The EKD’s objection to boycott on the basis of the Nazi genocide is a central feature of the church body’s attempt to push back on the grassroots demand for a response to Palestinian suffering. The logic and power of this objection depends on a single move: the equation of the Jewish people and the State of Israel, and between Judaism and Zionism. This equation has been successfully promoted in German society, as it has throughout the Western world. It continues to be used by Jewish and Christian institutions alike in an attempt to thwart the nonviolent movement to put an end to the colonial dispossession of Palestinian lands and to stifle the voice of the faithful who are responding to the Palestinian call: criticism of the State of Israel exposes lay people, clergy and politicians alike to the real threat of being perceived as anti-Semitic. In fact criticism of the State of Israel has been termed “the new anti-Semitism.” The appeal to the history of church persecution of the Jews, and to Christian-Jewish relations today plays a central role in the struggle between the grassroots and institutional church Germany with respect to Israel and Palestine. And as I pointed out earlier, this is by no means limited to Germany. It is being played out throughout the world, as the church at the grassroots wakes up to the theological imperative to “see the signs of the times” and do justice for “the least of these who are members of my family,” and the institutional church pushes back. I’ll write more about this in forthcoming postings.
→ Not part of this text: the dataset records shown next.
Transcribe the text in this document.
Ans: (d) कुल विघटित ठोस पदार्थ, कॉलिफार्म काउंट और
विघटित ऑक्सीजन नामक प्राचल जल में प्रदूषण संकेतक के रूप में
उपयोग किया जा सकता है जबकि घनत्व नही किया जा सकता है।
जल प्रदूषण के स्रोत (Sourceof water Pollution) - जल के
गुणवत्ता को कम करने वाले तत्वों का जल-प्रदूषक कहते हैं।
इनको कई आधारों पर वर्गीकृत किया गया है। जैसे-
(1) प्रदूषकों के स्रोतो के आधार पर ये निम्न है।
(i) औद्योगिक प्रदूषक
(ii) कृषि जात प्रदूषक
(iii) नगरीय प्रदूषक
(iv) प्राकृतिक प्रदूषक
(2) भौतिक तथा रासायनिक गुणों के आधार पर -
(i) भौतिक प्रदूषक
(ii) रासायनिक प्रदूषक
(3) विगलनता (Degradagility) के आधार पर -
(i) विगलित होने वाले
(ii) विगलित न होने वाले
I am spending two weeks in Germany, speaking in 10 German cities at the invitation of local church-linked and human rights groups about the struggle for justice for Palestine. In the next postings, I’ll report on what the experience of the church in Germany has to teach us in the United States about the responsibility of our own government and religious institutions for the situation in Palestine today. We’ll also see how what is going on in Europe and the U.S. is part of a wider global movement – how the church is waking up, as is has in the past, to the fundamental imperative to do love mercy, do justice, and walk humbly with God.